5 Project Management

Face tracking --- Yalun Qin
Off-axis projection --- Yalun Qin
Blow simulation --- Yalun Qin
Unity 3D scene setup --- Yuxiang Wang
Visual indicators --- Yuxiang Wang & Yalun Qin
Game logic --- Yuxiang Wang

6 Summary

In this project we implemented a VR ball game which gives the user some levels of virtual reality experience using only a built-in webcamera. Generally speaking we are satisfied with the result we’ve achieved, since our application presents a good real-time performance under most of reasonable lighting conditions. However it still has some limitations.

The first one is about the real-time speed. We noticed that if the user’s face is not well-lighted compared to the background, the frame rate will drop to about 15FPS, which is half of the best frame rate. Also even in the best case when the frame rate is around 30FPS, if the user moves his head too fast, the tracker may not be able to track the face in time, resulting in a delay of the rendered virtual scene.

The second limitation is about the orientation returned by the face tracker, which is flickering all the time, resulting a flickering blow indicator. This is not a very serious issue in our application since compared to other face trackers we’ve found, this one gives the most stable face orientation data, not flickering very seriously. We want to point this out just to remind the reader that this is one thing that could be improved.

The third one is the limitation of rotation angles. This is the most obvious drawback of our method compared to others using head-mounted devices. Also those devices can often give a more stable output than our face tracker.

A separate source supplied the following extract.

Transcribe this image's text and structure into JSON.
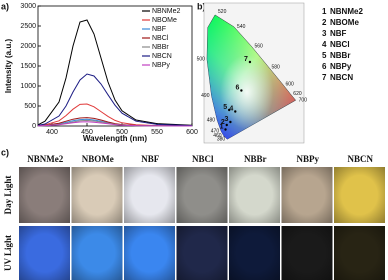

As you can see, all of the above limitations are actually caused by the face tracker. Therefore the best way to improve the performance of our application is to improve the face tracker, making it more fast and give more stable tracking result. Another easier way of improvement is just making use of more powerful hardware, like Kinect, Wiimote or any other head-mounted trackers. This replacement can be easily achieved in our application since the tracking part has already been separated from the rendering part.